Asked if it was fair to suggest that those negotiations were based on spurious grounds if indeed during the course of those negotiations murders, very large bank robberies and other violence was being perpetrated, as we know now was the case, by the IRA and those doing the negotiating were senior figures in the Army Council of the IRA the PMOS said that was why it was right that we, the Irish Government and the other political parties from the north and south in Ireland, as well as the parties here have the right to ask very directly the question of Sein Fein and the IRA what choice were they going to make. This was the question that was put to them. What the Prime Minister had said very clearly was that there could be no prospect of a deal with republicans unless there was an end, a final end, to all paramilitary and criminal activity. In terms of the concerns posed by the robbery and the murder of Robert McCartney and so on there was every right to ask the question but equally given the progress made in the process since 1998, and before that too, it was right that we said to Sein Fein surely the end game was for a genuine transition and not this because if you think the end game was this then you were wrong.

Asked how this was different from previous "the moments" as it seemed there had been numerous very elastic moments before, the PMOS said that he disagreed with that analysis. We said at the time of the agreement that as the process went on the tests of an end of paramilitary activity would become more rigorous. At the time of the signing of the agreement the primary issue was an end to violence and decommissioning. The test now was an end to all paramilitary activity including criminality. Therefore the test had got more rigorous over time and rightly so. The test now as the Prime Minister said in his last meeting with the Taoiseach was now very simple. We have dealt with all the other matters of the agreement. The simple test now was whether the IRA was prepared to end paramilitary activity or not. If it was not then we all had to think very carefully about the implications of that. However, what was difficult now was that the question that was being posed was not just by the British Government and the Unionist parties but also by the Irish Government and all the other parties on the island of Ireland. We now had a situation where the rest of the parties were agreed that we had met our commitments and therefore the onus was solely on the republican leadership.
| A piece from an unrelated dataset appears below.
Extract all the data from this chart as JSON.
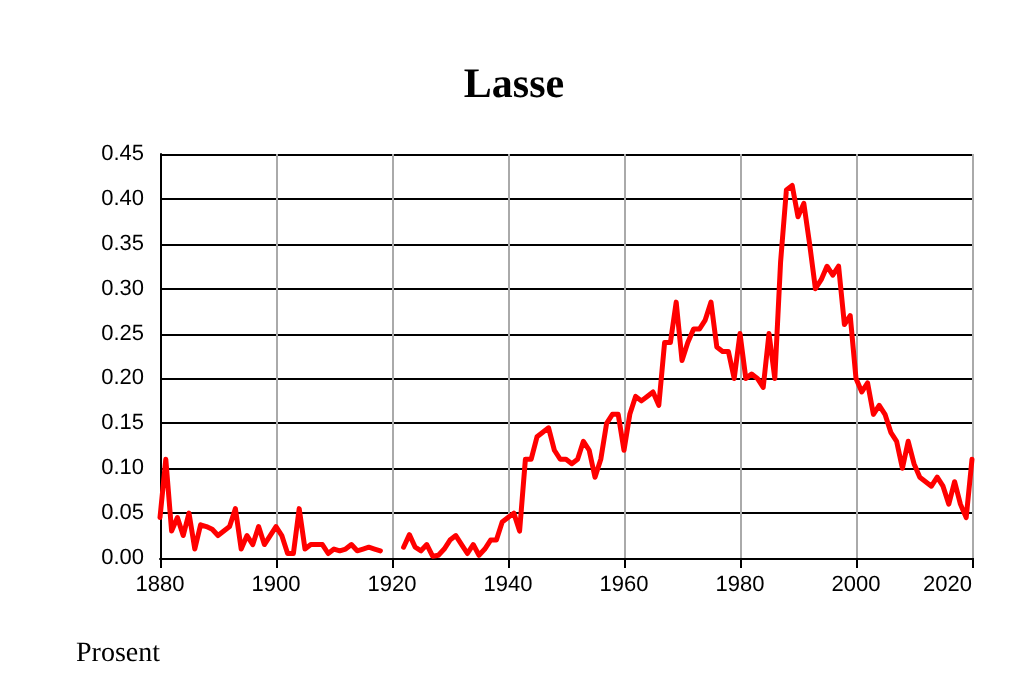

In answer to further questions about the recent activities of the IRA the PMOS said that the Prime Minister had not just condemned those actions he had also faced Sein Fein very clearly with the choice and it was important that we did not duck our responsibility to set out clearly and specifically to the IRA and to Sein Fein that simple choice. It had then been for other parties to respond. What was unprecedented was the way in which the other parties had responded posing that same question. At the same time however we had to recognise that other parties had not expressed their view in favour of exclusion. Therefore you had to ride this balance between setting out clearly the choice that the IRA had to make on the one hand and at the same time bringing the other parties in Ireland along with us, and that we were doing.